Test script: test_wordify

Method used for testing:

Encode all the test files by using wordify.pl and produce files with suffix "_encoded"
Decode all the "encoded" files using de-wordify.pl and produce files with suffix "_original"
Compare the original files with the decoded files by using diff LINUX command
Rerank all the encoded files by using adaptive_re-rank.pl -swap2front
Compress all the re-ranked files by using rice_compression

ANALYSIS AND DISCUSSION: When we compressed the "encoded" files, it DOES NOT produce compressed files with big difference in size. However, wordify.pl works well with adaptive_re-rank.pl from Task 1, which re-organizes the most frequent ord($char) in the encoded files to have smaller ranks. This optimizes the compression process of rice_coding, which depends on the rank of the read char.

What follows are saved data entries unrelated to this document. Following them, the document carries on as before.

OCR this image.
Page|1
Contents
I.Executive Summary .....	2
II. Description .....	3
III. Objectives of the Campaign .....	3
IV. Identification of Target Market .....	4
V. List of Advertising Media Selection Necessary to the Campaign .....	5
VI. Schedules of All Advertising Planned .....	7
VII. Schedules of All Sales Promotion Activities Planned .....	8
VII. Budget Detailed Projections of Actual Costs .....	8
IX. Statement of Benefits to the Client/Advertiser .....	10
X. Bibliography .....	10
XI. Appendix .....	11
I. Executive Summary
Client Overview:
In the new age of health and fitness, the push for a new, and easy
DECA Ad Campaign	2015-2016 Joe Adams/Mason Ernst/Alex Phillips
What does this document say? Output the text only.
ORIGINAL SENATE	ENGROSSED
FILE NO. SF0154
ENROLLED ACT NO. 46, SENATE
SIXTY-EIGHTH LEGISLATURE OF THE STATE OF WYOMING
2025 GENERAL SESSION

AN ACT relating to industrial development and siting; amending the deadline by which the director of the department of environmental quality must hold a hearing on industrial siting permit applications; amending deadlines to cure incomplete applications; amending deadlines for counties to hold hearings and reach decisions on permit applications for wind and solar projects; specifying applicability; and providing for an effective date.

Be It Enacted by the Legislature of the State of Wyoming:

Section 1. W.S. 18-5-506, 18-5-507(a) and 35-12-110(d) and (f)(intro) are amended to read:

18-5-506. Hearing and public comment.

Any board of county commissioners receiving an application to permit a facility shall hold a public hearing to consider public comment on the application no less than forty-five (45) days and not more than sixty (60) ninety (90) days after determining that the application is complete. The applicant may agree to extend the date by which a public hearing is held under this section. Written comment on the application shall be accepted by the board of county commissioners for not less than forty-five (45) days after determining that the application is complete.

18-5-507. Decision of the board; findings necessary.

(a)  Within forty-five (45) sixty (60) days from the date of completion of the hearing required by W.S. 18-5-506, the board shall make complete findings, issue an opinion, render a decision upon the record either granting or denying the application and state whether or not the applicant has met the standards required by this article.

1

For example, HiddenTreasures_compressed has 627.1 kB, down from 871.7 kB. This is a pretty significant difference of 244.6 kB or 28.06%. dickens_compressed also has smaller size compared to the original file even though the size difference is very small.

However, this does not happen with lennagrey.pgm, which is a non-text based file. This might be caused by the body structure of the pgm file which is not well-structured compared to the text-based ones. Since wordify reads each 'word' one by one, it does make sense that .pgm file contains a lot more different words. This results in full hash map and therefore wordify could not remember any new words so quickly.

TASK 3 - Wordify and De-wordify using LRU Cache Mechanism

Status: Correct and tested Test files: dickens.txt and HiddenTreasures.txt

Program Usage: perl wordify.pl [-c] < fileinput > fileoutput perl de-wordify.pl [-c] < fileinput > fileoutput Enter -c option to turn on the caching mechanism

NOTE: wordify.pl with cache takes longer time to encode a file. Therefore running test_with_cache script might take 4 to 6 seconds to produce the generated files.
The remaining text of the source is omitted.